Bill Roberts

Pioneering progress in Open Banking

Bill Roberts
03 Apr 2019

Earlier this year, we saw the first anniversary of the launch of open banking in the UK. What’s been happening in the intervening 12 months?

During 2018, Account Servicing Payment Service Providers (ASPSPs) rolled out the read/write APIs developed by the Open Banking Implementation Entity (OBIE) together with their customer authentication journeys: the steps that a third-party provider’s (TPP’s) customer has to go through to authorise their bank to share his or her data.

This ‘strong customer authentication’ allowed consumers and small and medium-sized businesses (SMEs) to, for example, view their various payment accounts through an aggregator’s dashboard or to engage “sweeping services” to move money into or out of their current account.

The roll-out was not without its problems: all the largest ASPSPs except Lloyds missed the original deadline of 13 January. Following the Competition and Markets Authority’s (CMA’s) issuing of legal ‘directions’ by June, all the main brands were there and we watched traffic across the ecosystem start to grow.

Having launched what might be called a minimum viable product, the Implementation Trustee (IT), the OBIE, the ASPSPs and the CMA began a series of initiatives aimed at performance improvement.

For example, feedback from TPPs showed that some of the authentication journeys were far from frictionless and contained what could be construed as obstacles to consumer usage. In response the OBIE created its Customer Experience Guidelines, an impressive piece of research-based guidance identifying best practice for ASPSPs, which was then used to craft improvement plans for each ASPSP. These were designed and implemented in Q3 and Q4 of 2018.

Similarly, platform availability and response time issues had surfaced. Some banks’ Open Banking platforms suffered a lot of unplanned downtime, were slow to respond or just failed to deliver the information requested by a TPP. The root causes of these technical and performance issues were addressed by the IT and OBIE with the CMA ensuring greater transparency by mandating the publication of ASPSP performance data, by brand, monthly on the OBIE website.

The next big step for Open Banking comes this month: consumer journeys that will enable biometric authentication. These journeys will typically take place on a mobile device, with the customer navigating from the TPP’s app to the bank’s: hence its description as ‘app to app.’ This will enable consumers to authenticate themselves when instructing their bank to share data with a TPP simply and securely, with a thumbprint or through facial recognition.

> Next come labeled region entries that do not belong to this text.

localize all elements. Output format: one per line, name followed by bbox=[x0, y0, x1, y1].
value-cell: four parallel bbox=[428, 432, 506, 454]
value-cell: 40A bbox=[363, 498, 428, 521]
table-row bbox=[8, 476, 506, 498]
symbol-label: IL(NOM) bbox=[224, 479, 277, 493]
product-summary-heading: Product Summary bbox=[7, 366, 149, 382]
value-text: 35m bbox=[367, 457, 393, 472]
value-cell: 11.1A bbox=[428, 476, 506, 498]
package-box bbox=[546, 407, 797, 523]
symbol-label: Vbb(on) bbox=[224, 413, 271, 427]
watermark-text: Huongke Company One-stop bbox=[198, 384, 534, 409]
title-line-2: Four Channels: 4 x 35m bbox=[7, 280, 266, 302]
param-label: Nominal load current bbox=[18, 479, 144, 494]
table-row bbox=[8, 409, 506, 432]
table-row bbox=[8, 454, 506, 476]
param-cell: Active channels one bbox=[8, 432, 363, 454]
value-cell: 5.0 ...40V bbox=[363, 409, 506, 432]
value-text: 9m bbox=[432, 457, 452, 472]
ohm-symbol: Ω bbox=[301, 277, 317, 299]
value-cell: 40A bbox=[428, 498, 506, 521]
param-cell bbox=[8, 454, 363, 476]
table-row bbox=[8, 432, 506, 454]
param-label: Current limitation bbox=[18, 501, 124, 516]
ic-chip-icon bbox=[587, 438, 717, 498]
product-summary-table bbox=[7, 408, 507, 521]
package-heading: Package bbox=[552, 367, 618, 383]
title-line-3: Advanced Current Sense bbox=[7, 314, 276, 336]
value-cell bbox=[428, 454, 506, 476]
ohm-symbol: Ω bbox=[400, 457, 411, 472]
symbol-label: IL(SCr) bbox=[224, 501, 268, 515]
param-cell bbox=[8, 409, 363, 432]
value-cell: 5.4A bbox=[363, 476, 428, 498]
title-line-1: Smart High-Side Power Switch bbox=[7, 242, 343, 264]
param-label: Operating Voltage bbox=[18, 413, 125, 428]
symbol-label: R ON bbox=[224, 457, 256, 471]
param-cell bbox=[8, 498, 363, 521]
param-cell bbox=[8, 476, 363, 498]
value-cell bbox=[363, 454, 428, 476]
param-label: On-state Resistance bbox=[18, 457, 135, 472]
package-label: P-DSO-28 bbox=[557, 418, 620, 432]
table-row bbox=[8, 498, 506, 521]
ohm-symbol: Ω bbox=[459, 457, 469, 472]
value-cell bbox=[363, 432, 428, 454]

For Open Banking to address the competition problems that the CMA intended it to tackle, the customer experience doesn’t just need to be secure and simple though. It also needs to satisfy customer need: there has to be a value exchange. So where are we as far as TPP adoption? Who’s in the market or about to enter?

There are currently 17 TPPs live in the market with customers, 70 signed up with Open Banking and 200 in the pipeline, including those awaiting approval by the Financial Conduct Authority. You can see a list of who’s joined the ecosystem on the OBIE’s website, but to summarise: more account information service providers (AISPs) than payment initiation service providers (PISPs) have entered so far. The proportions are changing: some, like SafetyNet Credit, are established players who previously employed screen-scraping; others, like Swoop, are new; and some, mainly aggregation services, are provided by banks themselves.

So far, HSBC, Barclays and Lloyds have launched aggregators in competition to those produced by providers such as Yolt. The incentive for the banks to produce their own aggregators is fairly obvious and powerful: if a bank’s customers begin using an aggregator’s dashboard to look at their bank accounts, whether they have just one or many, the bank risks losing its relationship with that customer.

While the functionality of the current aggregator products doesn’t currently qualify them as “killer apps”, it is a short step for them to start marketing financial services to customers based upon their transaction history. Indeed, there is no technical reason why an AISP could not identify potential savings for consumers or businesses outside financial markets, say in telecoms or energy, using knowledge derived from their account usage.

More than a dozen other jurisdictions are now either seriously contemplating or implementing open banking. To date the list comprises Australia, New Zealand, Malaysia, Singapore Hong Kong, Taiwan, Japan, Kenya, Israel, Brazil, Colombia, Mexico and Canada. Imitation is the sincerest form of flattery but, as the OBIE will attest, it’s also the pioneers who get the arrows.

 

The CMA is a government department that works to promote competition for the benefit of consumers, both within and outside the UK.